War Horse is an emotional story that not only brings to light the intimate relationship that existed between Albert and Joey, but also the carnage of war to both man and animal.
The horses in the play are played by life sized puppets. These are not your typical Muppet puppet. They are sophisticated, adult puppets created by a South African company called Handspring Puppet Company The horses are made out of cane, aluminum, leather and mesh and have three people working it. Two people are in the body, working the legs, and one stands by the side of the horse’s head, controlling the head.
In an interview for Broadway Buzz, Basil Jones, a co-founder of Handspring, said that a puppet is an engineer of the emotions and that movement is thought. These horses become so life-like that I found myself reacting as though they were real. Little horse type movements and expressions are there, as well as the sounds horses make. It is amazing how capable of expression these puppets are, thanks to the wonderful work of the puppeteers controlling them, right down to the appearance of breathing.
The night I went to see War Horse, Joey was brought to life by Jeslyn Kelly and Jonathan David Martin in the body or as Jones put it, the horse's heart and hind. Joey’s head was controlled by Prentice Onayemi. I was so close, I could watch as Mr. Onayemi concentrated on all of Joey’s big and little movements. He was as captivating to watch as the play itself.

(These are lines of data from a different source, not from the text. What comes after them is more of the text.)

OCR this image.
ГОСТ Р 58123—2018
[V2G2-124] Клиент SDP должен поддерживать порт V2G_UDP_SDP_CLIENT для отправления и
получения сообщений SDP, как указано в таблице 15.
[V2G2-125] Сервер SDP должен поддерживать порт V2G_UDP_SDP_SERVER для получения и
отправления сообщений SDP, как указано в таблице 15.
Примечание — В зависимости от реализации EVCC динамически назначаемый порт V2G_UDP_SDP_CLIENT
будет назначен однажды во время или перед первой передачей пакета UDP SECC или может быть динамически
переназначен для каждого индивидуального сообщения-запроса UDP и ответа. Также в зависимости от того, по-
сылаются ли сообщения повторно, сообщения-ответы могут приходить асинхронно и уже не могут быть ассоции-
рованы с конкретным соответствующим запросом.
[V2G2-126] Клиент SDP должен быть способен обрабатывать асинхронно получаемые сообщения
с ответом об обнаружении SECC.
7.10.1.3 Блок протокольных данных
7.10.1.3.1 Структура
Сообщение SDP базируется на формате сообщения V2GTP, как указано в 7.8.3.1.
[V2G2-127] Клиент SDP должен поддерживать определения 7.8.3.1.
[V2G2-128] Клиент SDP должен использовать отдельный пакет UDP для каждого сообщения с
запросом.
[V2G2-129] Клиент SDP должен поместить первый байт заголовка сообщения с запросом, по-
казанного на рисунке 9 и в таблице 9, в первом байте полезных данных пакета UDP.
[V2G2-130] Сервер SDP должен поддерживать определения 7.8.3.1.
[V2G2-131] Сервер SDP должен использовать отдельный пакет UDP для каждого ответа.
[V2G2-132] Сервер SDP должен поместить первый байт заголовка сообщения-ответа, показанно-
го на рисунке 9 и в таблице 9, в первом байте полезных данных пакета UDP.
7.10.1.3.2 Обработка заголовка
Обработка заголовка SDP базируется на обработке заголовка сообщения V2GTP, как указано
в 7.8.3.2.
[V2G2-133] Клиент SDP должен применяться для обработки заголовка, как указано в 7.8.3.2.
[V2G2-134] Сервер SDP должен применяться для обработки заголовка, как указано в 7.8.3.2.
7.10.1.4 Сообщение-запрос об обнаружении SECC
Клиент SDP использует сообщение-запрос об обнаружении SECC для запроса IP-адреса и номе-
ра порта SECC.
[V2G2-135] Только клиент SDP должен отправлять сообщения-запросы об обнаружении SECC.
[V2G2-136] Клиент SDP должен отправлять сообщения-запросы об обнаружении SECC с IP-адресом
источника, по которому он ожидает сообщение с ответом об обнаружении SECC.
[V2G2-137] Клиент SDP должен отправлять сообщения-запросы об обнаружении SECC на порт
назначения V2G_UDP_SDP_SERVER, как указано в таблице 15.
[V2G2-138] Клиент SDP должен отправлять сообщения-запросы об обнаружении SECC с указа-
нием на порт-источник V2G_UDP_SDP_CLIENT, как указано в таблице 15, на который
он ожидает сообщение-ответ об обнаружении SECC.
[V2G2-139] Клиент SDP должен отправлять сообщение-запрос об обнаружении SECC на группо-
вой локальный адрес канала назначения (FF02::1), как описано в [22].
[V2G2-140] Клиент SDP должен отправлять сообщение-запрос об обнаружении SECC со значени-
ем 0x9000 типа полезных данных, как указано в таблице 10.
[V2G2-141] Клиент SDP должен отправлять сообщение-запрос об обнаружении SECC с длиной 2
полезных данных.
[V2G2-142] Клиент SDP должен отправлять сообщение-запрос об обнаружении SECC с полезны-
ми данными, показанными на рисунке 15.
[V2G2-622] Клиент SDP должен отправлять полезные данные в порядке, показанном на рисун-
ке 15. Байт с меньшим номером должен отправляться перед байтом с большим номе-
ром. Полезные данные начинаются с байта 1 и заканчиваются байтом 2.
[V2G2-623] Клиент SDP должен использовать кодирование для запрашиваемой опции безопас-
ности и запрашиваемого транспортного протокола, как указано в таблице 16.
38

|Topthorn (left) with Peter Hermann who plays Hauptman |
Friedrich Müller and Joey (right) with puppeteer Prentice Onayemi
I don’t know if this play will end up traveling around the country, but if you are going to be in New York, say for the BEA and Blogger Convention in May, you might want to think about getting tickets for this wonderful production. But, unless you want to really feel like part of the action, don’t sit in seat B501. That’s where I was and I know of what I speak.